Since the patent expiry was expected, the company started making preparations well in advance to confront that. And, it developed and launched Skyrizi and Rinvoq to cover all of Humira’s major indications, with an additional distinctive indication for atopic dermatitis. These agents are also being studied for five additional indications.
Combined, they generated more than $7 billion in sales in 2022. They are expected to gather further momentum this year and exceed the all-time high sales of Humira by 2027. The impressive sales performance so far indicates the two drugs have the capacity to take over when Humira loses exclusivity.
“We have successfully created a well-diversified portfolio with multiple growth platforms in attractive and sustainable markets. This includes the rapid development and launch of Skyrizi and Rinvoq across all of HUMIRA’s major indications, plus a distinct new indication, atopic dermatitis.
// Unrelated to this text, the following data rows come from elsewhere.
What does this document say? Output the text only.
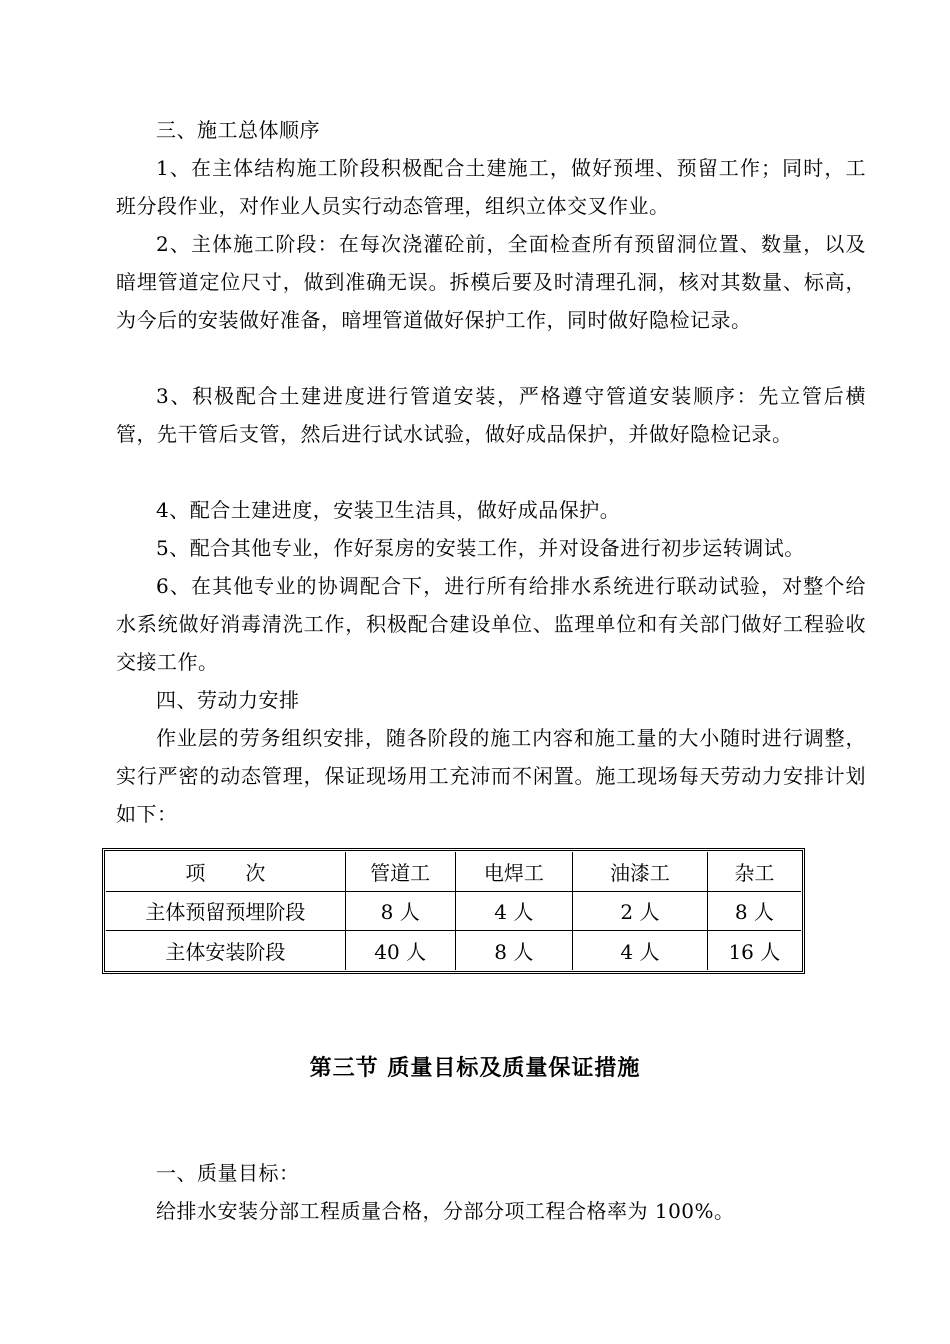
三、施工总体顺序

1、在主体结构施工阶段积极配合土建施工，做好预埋、预留工作；同时，工班分段作业，对作业人员实行动态管理，组织立体交叉作业。

2、主体施工阶段：在每次浇灌砼前，全面检查所有预留洞位置、数量，以及暗埋管道定位尺寸，做到准确无误。拆模后要及时清理孔洞，核对其数量、标高，为今后的安装做好准备，暗埋管道做好保护工作，同时做好隐检记录。

3、积极配合土建进度进行管道安装，严格遵守管道安装顺序：先立管后横管，先干管后支管，然后进行试水试验，做好成品保护，并做好隐检记录。

4、配合土建进度，安装卫生洁具，做好成品保护。

5、配合其他专业，作好泵房的安装工作，并对设备进行初步运转调试。

6、在其他专业的协调配合下，进行所有给排水系统进行联动试验，对整个给水系统做好消毒清洗工作，积极配合建设单位、监理单位和有关部门做好工程验收交接工作。

四、劳动力安排

作业层的劳务组织安排，随各阶段的施工内容和施工量的大小随时进行调整，实行严密的动态管理，保证现场用工充沛而不闲置。施工现场每天劳动力安排计划如下：

项　　次	管道工	电焊工	油漆工	杂工
主体预留预埋阶段	8 人	4 人	2 人	8 人
主体安装阶段	40 人	8 人	4 人	16 人
第三节 质量目标及质量保证措施

一、质量目标：

给排水安装分部工程质量合格，分部分项工程合格率为 100%。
We anticipate these two products will collectively exceed the peak revenues achieved by HUMIRA by 2027 with significant growth expected through the end of the decade,” said AbbVie’s CEO Richard Gonzalez in a recent statement.
AbbVie has been exceptionally good at delivering stronger earnings than widely expected, with the numbers beating estimates in almost every quarter in the past. It was no different in the December quarter when non-GAAP profit jumped 17% to $3.60 per share. That is attributable to high margins in the core Immunology division that generated 17% more revenues than in the year-ago quarter – representing more than 50% of the total business. Meanwhile, weakness in the other operating segments and lower sales in the non-US markets restricted total revenue growth to just 2%.
On Monday, shares of AbbVie traded slightly above their 52-week average, aided by last week’s post-earnings gains. The stock had experienced weakness in the early weeks of the year.